Banks that hold deposits have no business investing those funds in risky ventures.
Glass-Steagall wanted to put an end to the risky investments that banks were making with other people's money.
Yet one of the main provisions of the bill, which instituted the FDIC (Federal Deposit Insurance Corporation) creates some of the moral hazard which has inadvertently permitted banks to play fast and loose with other people's money.
Banks that make bad investments can depend on the FDIC to pay out the toxic indebtedness that swallows up failing banks. The fewer safeguards provided by the federal government, the better. The fear which grips private investors is understandable, yet the panics in years past which terrify depositors to make a run on the bank has more to do with the interventions of the government into financial matters. This matter deserves greater attention than currently documented.
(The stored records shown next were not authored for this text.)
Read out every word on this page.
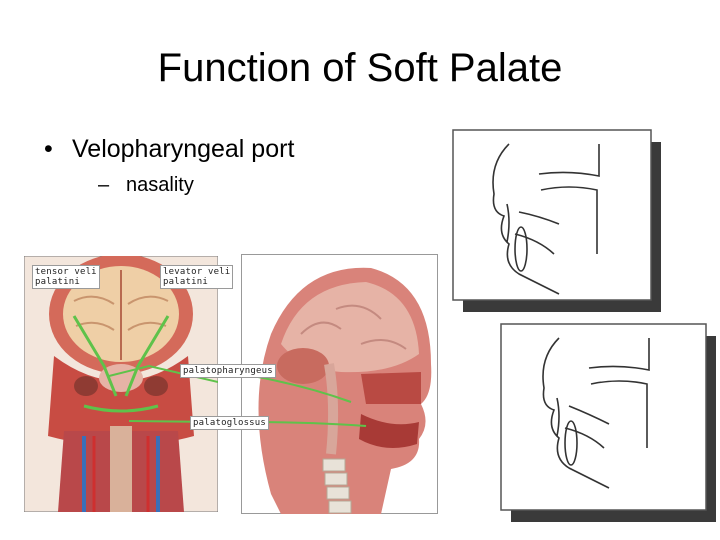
Function of Soft Palate
• Velopharyngeal port
– nasality
tensor veli
palatini
levator veli
palatini
palatopharyngeus
palatoglossus
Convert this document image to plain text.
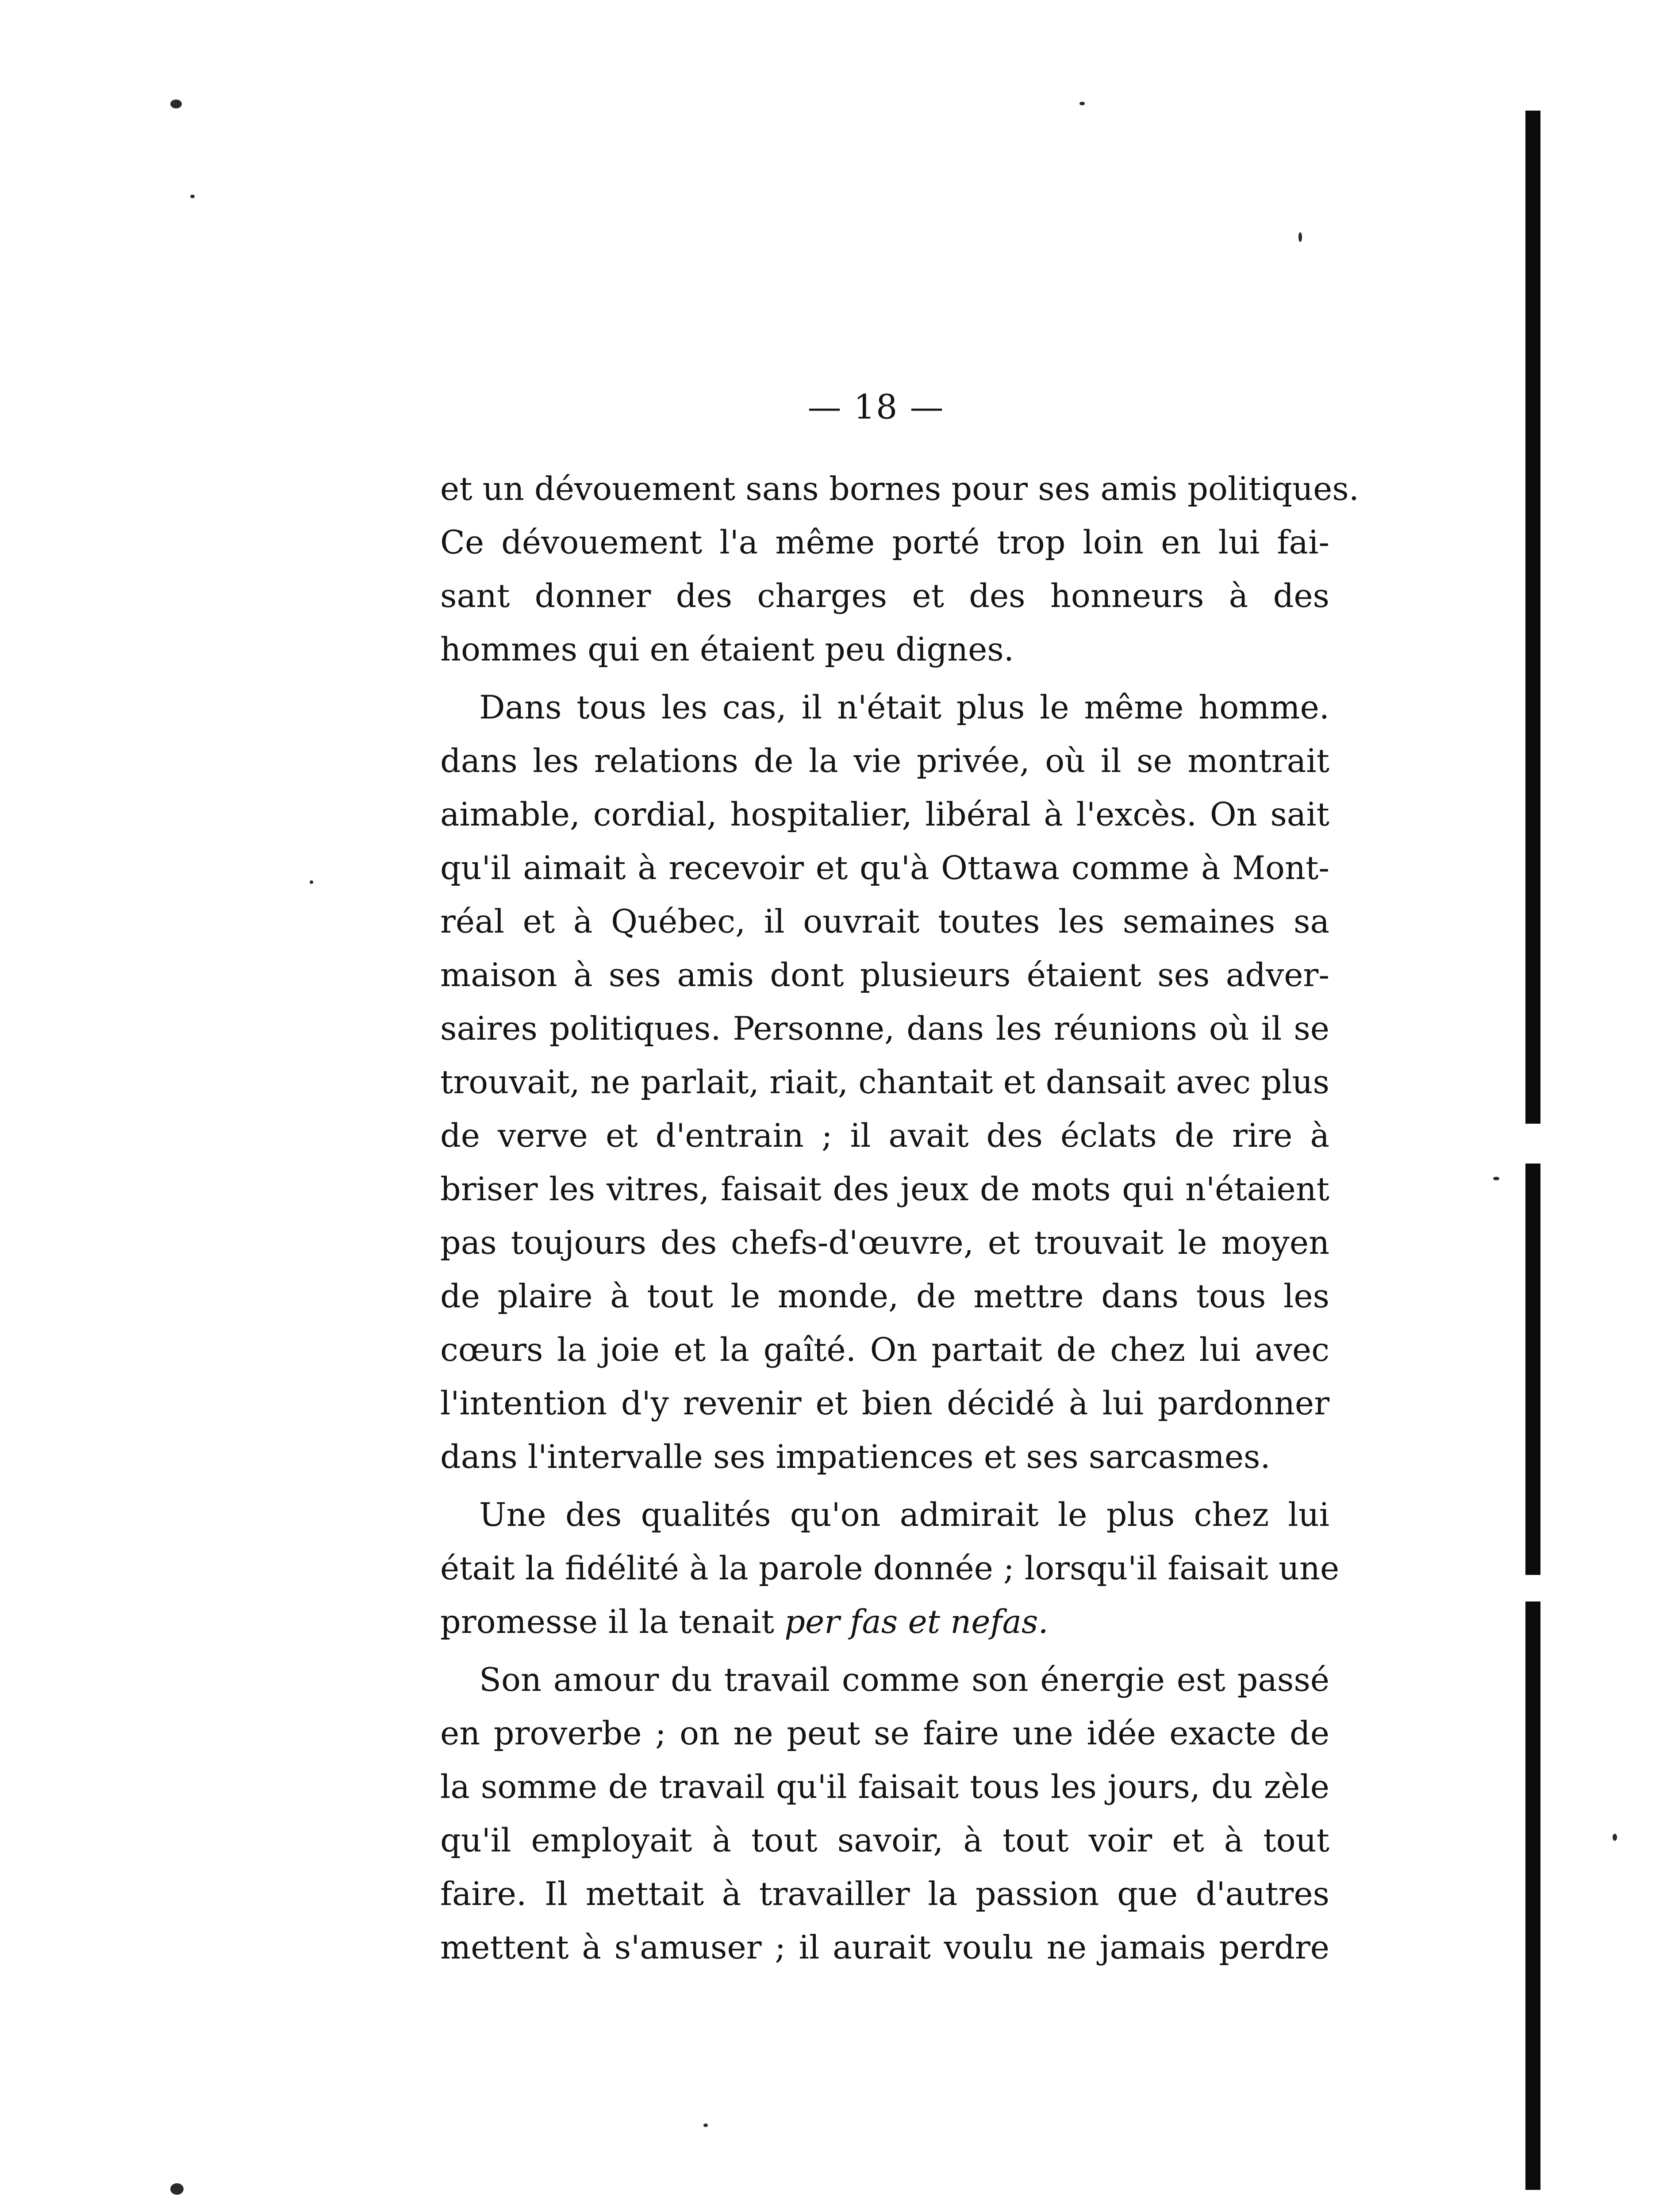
— 18 —
et un dévouement sans bornes pour ses amis politiques.
Ce dévouement l'a même porté trop loin en lui fai-
sant donner des charges et des honneurs à des
hommes qui en étaient peu dignes.
Dans tous les cas, il n'était plus le même homme.
dans les relations de la vie privée, où il se montrait
aimable, cordial, hospitalier, libéral à l'excès. On sait
qu'il aimait à recevoir et qu'à Ottawa comme à Mont-
réal et à Québec, il ouvrait toutes les semaines sa
maison à ses amis dont plusieurs étaient ses adver-
saires politiques. Personne, dans les réunions où il se
trouvait, ne parlait, riait, chantait et dansait avec plus
de verve et d'entrain ; il avait des éclats de rire à
briser les vitres, faisait des jeux de mots qui n'étaient
pas toujours des chefs-d'œuvre, et trouvait le moyen
de plaire à tout le monde, de mettre dans tous les
cœurs la joie et la gaîté. On partait de chez lui avec
l'intention d'y revenir et bien décidé à lui pardonner
dans l'intervalle ses impatiences et ses sarcasmes.
Une des qualités qu'on admirait le plus chez lui
était la fidélité à la parole donnée ; lorsqu'il faisait une
promesse il la tenait per fas et nefas.
Son amour du travail comme son énergie est passé
en proverbe ; on ne peut se faire une idée exacte de
la somme de travail qu'il faisait tous les jours, du zèle
qu'il employait à tout savoir, à tout voir et à tout
faire. Il mettait à travailler la passion que d'autres
mettent à s'amuser ; il aurait voulu ne jamais perdre
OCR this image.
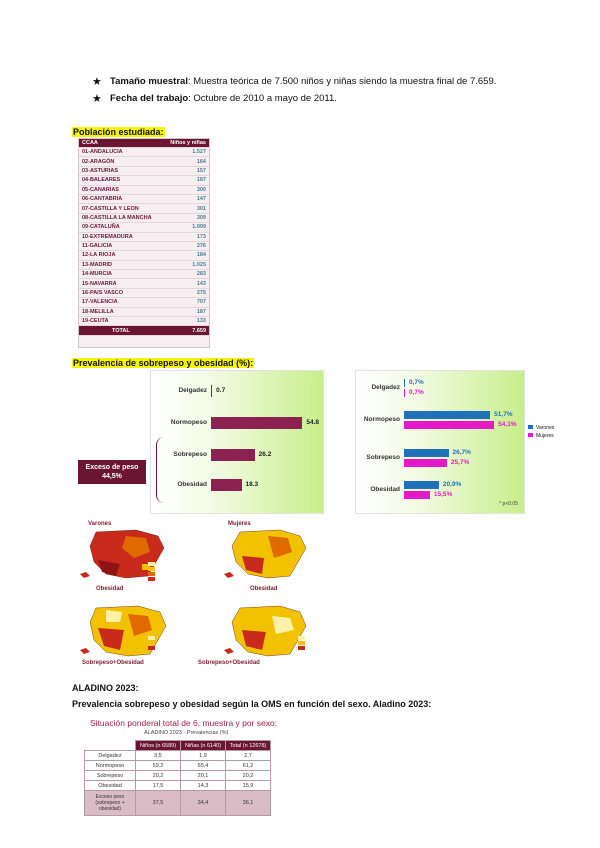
★ Tamaño muestral: Muestra teórica de 7.500 niños y niñas siendo la muestra final de 7.659.
★ Fecha del trabajo: Octubre de 2010 a mayo de 2011.
Población estudiada:
CCAA	Niños y niñas
01-ANDALUCIA	1.527
02-ARAGÓN	164
03-ASTURIAS	157
04-BALEARES	187
05-CANARIAS	300
06-CANTABRIA	147
07-CASTILLA Y LEON	301
08-CASTILLA LA MANCHA	309
09-CATALUÑA	1.099
10-EXTREMADURA	173
11-GALICIA	276
12-LA RIOJA	184
13-MADRID	1.025
14-MURCIA	283
15-NAVARRA	143
16-PAIS VASCO	275
17-VALENCIA	707
18-MELILLA	187
19-CEUTA	133
TOTAL	7.659
Prevalencia de sobrepeso y obesidad (%):
Delgadez 0.7
Normopeso	54.8
Sobrepeso	26.2
Obesidad	18.3
Exceso de peso
44,5%
Delgadez
0,7%
0,7%
Normopeso
51,7%
54,1%
Sobrepeso
26,7%
25,7%
Obesidad
20,9%
15,5%
* p<0.05
Varones
Mujeres
Varones
Obesidad
Sobrepeso+Obesidad
Mujeres
Obesidad
Sobrepeso+Obesidad
ALADINO 2023:
Prevalencia sobrepeso y obesidad según la OMS en función del sexo. Aladino 2023:
Situación ponderal total de 6. muestra y por sexo:
ALADINO 2023 · Prevalencias (%)
	Niños (n 6589)	Niñas (n 6140)	Total (n 12678)
Delgadez	3,5	1,9	2,7
Normopeso	59,2	65,4	61,2
Sobrepeso	20,2	20,1	20,2
Obesidad	17,5	14,3	15,9
Exceso peso (sobrepeso + obesidad)	37,5	34,4	36,1
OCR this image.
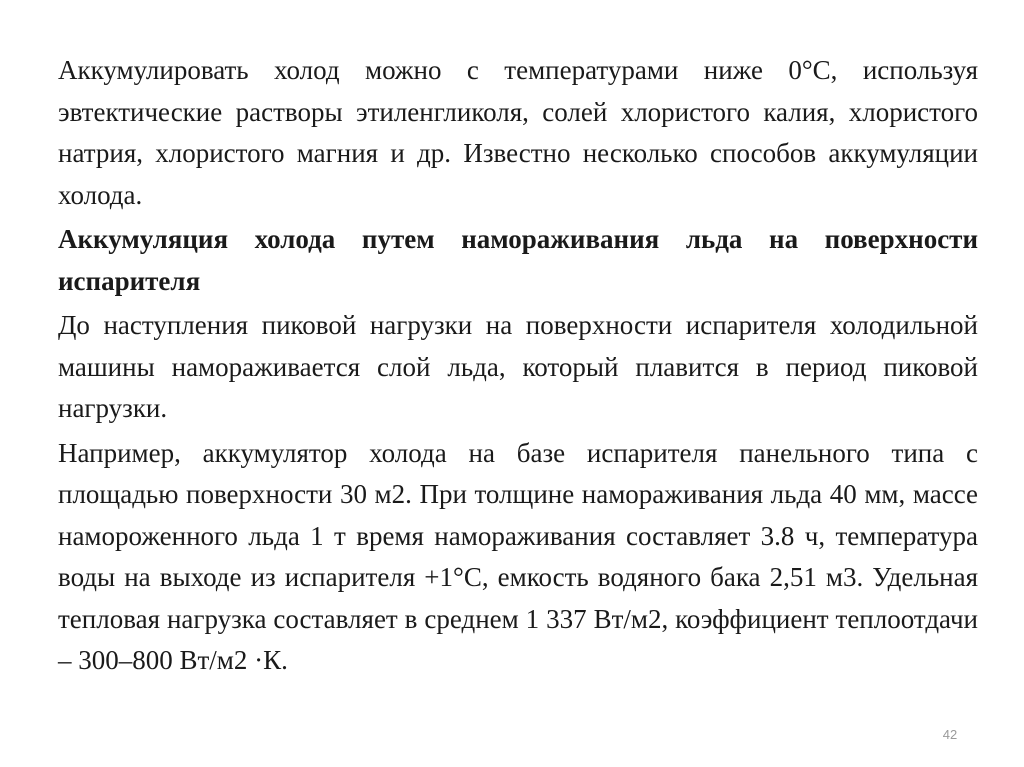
Аккумулировать холод можно с температурами ниже 0°С, используя эвтектические растворы этиленгликоля, солей хлористого калия, хлористого натрия, хлористого магния и др. Известно несколько способов аккумуляции холода.

Аккумуляция холода путем намораживания льда на поверхности испарителя

До наступления пиковой нагрузки на поверхности испарителя холодильной машины намораживается слой льда, который плавится в период пиковой нагрузки.

Например, аккумулятор холода на базе испарителя панельного типа с площадью поверхности 30 м2. При толщине намораживания льда 40 мм, массе намороженного льда 1 т время намораживания составляет 3.8 ч, температура воды на выходе из испарителя +1°С, емкость водяного бака 2,51 м3. Удельная тепловая нагрузка составляет в среднем 1 337 Вт/м2, коэффициент теплоотдачи – 300–800 Вт/м2 ·К.

42
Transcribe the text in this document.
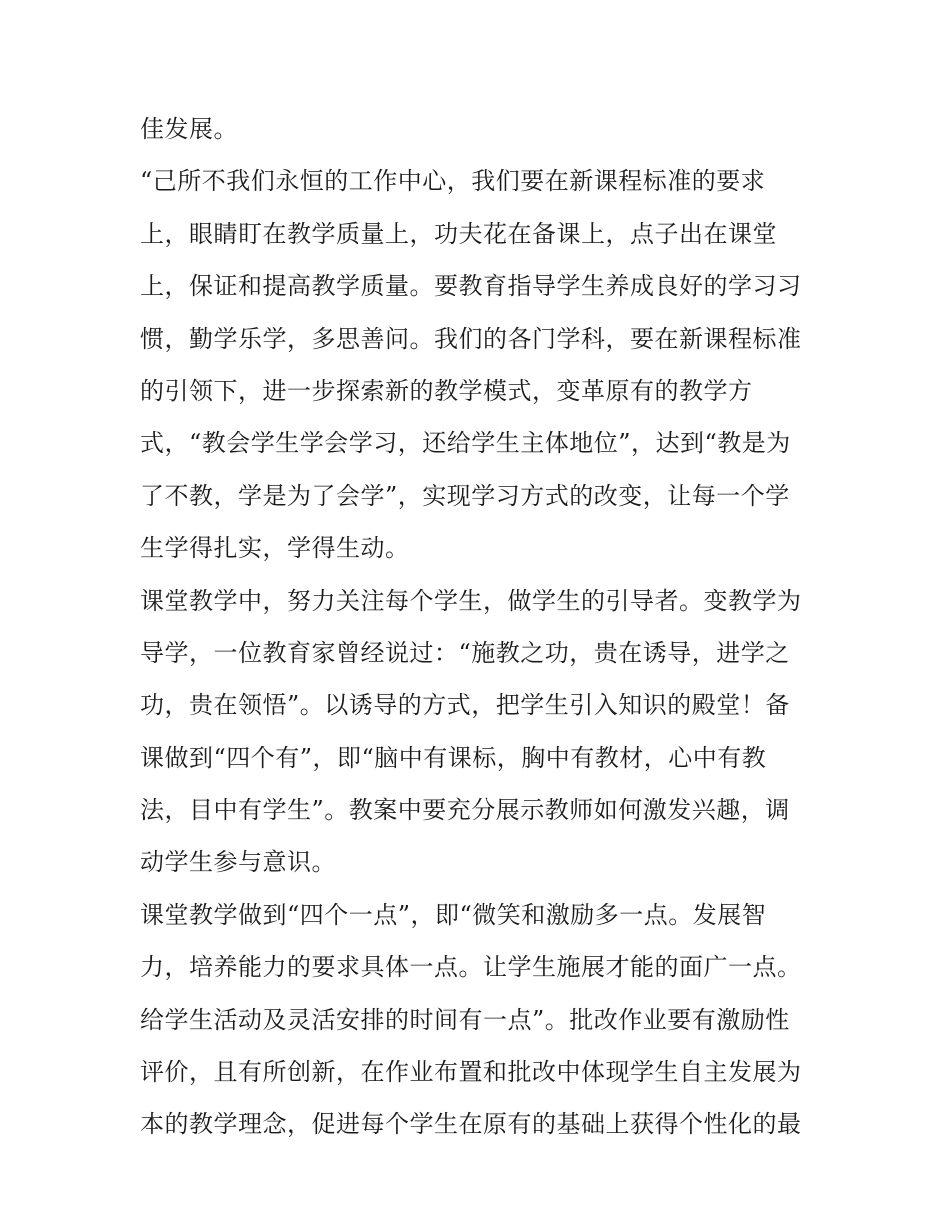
佳发展。
“己所不我们永恒的工作中心，我们要在新课程标准的要求
上，眼睛盯在教学质量上，功夫花在备课上，点子出在课堂
上，保证和提高教学质量。要教育指导学生养成良好的学习习
惯，勤学乐学，多思善问。我们的各门学科，要在新课程标准
的引领下，进一步探索新的教学模式，变革原有的教学方
式，“教会学生学会学习，还给学生主体地位”，达到“教是为
了不教，学是为了会学”，实现学习方式的改变，让每一个学
生学得扎实，学得生动。
课堂教学中，努力关注每个学生，做学生的引导者。变教学为
导学，一位教育家曾经说过：“施教之功，贵在诱导，进学之
功，贵在领悟”。以诱导的方式，把学生引入知识的殿堂！备
课做到“四个有”，即“脑中有课标，胸中有教材，心中有教
法，目中有学生”。教案中要充分展示教师如何激发兴趣，调
动学生参与意识。
课堂教学做到“四个一点”，即“微笑和激励多一点。发展智
力，培养能力的要求具体一点。让学生施展才能的面广一点。
给学生活动及灵活安排的时间有一点”。批改作业要有激励性
评价，且有所创新，在作业布置和批改中体现学生自主发展为
本的教学理念，促进每个学生在原有的基础上获得个性化的最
Instead of outlawing the investment of private deposits into Wall Street, why not merely demand that banks come clean about the practice, requiring them to inform depositors that their funds will be invested in the Stock Market as well as in loans of all sorts? If banks are entering the investment practice, then they at least must come clean about the practice with prospective customers. Otherwise, banks will continue to engage in the same legal fraud which permits them to maintain merely a fractional reserve of cash on hand while loaning out the rest in wild and uncertain investments.
The real culprit in banking, the fractional-reserve, has created many of the problems which afflict the financial sector without providing adequate backing for individual deposits.
The question remains: even if the government imposes rules which prevent banks from investing private monies into risky ventures, what is to be done if rogue banks insist in engaging in such illicit activities?